Ama yağmur dinlemez duayı, dökülür gökten seller gibi. Tuz erir, şeker akar, eşek ıslanır. Köylü bu sefer yalvarır: “Huaadaye, ne olur çaktırma şimşeği, yoksa eşek ölür.” Dua yarım kalır, şimşek çakar, yıldırım düşer, eşek oracıkta can verir. Elinde yularla kala kalır köylü.
“Allah’ım,” der, “eşek de gitti, alma beni, bari beni koru!” Ama Tanrı bu kez tufanla gelir, köylüyü alır, bir mağaraya fırlatır. Zifiri karanlık. Yalnız bir delik var yukarıda, oradan bir ışık sızmakta. Köylü bakar, bakar, sonra isyan eder: “Huda! Yağdırdın yağmuri, erittin şekeri, öldürdün eşeği, şimdi de almışsın feneri, arıyorsun beni! Anam avradım olsun, çıkmam dışari!”
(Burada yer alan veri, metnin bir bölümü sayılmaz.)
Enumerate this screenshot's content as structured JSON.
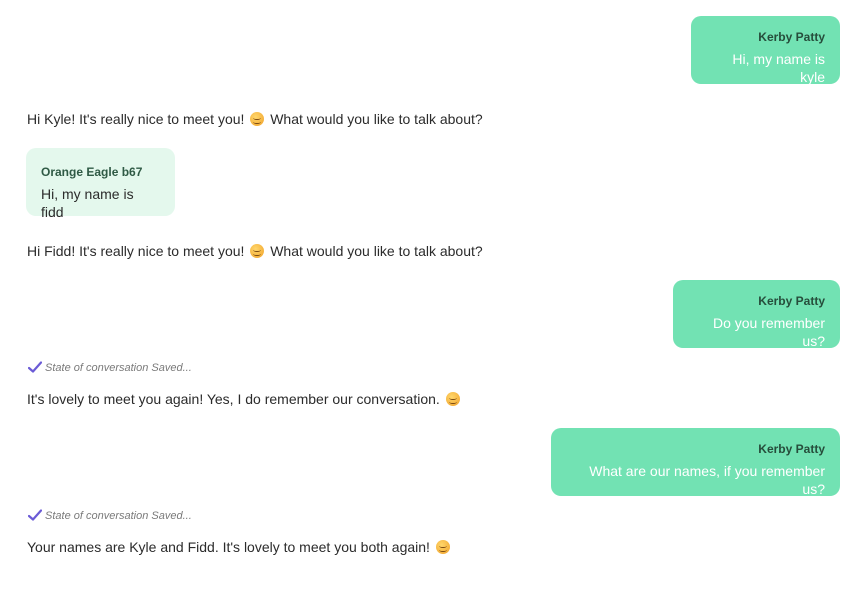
{
  "messages": [
    {
      "type": "self",
      "author": "Kerby Patty",
      "text": "Hi, my name is kyle"
    },
    {
      "type": "reply",
      "text_before": "Hi Kyle! It's really nice to meet you!",
      "emoji": "smiling-face-icon",
      "text_after": "What would you like to talk about?"
    },
    {
      "type": "other",
      "author": "Orange Eagle b67",
      "text": "Hi, my name is fidd"
    },
    {
      "type": "reply",
      "text_before": "Hi Fidd! It's really nice to meet you!",
      "emoji": "smiling-face-icon",
      "text_after": "What would you like to talk about?"
    },
    {
      "type": "self",
      "author": "Kerby Patty",
      "text": "Do you remember us?"
    },
    {
      "type": "status",
      "icon": "checkmark-icon",
      "text": "State of conversation Saved..."
    },
    {
      "type": "reply",
      "text_before": "It's lovely to meet you again! Yes, I do remember our conversation.",
      "emoji": "smiling-face-icon",
      "text_after": ""
    },
    {
      "type": "self",
      "author": "Kerby Patty",
      "text": "What are our names, if you remember us?"
    },
    {
      "type": "status",
      "icon": "checkmark-icon",
      "text": "State of conversation Saved..."
    },
    {
      "type": "reply",
      "text_before": "Your names are Kyle and Fidd. It's lovely to meet you both again!",
      "emoji": "smiling-face-icon",
      "text_after": ""
    }
  ],
  "colors": {
    "self_bubble": "#72e2b3",
    "other_bubble": "#e4f8ed",
    "check_accent": "#6b5bd6"
  }
}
Bu köylünün hikâyesi, aslında bizim hikâyemizdir. Lakin biz, bu köylüden bile daha beter bir durumda yaşıyoruz. Çünkü bizim dua ettiklerimiz yukarıdan değil, aşağıdan bizi tufana sürüklüyor. Yağmuru Allah’tan değil, ranttan; yıldırımı gökten değil, koltuk hırsından; tufanı kaderden değil, ihanetle dolu bir sistemden yaşıyoruz.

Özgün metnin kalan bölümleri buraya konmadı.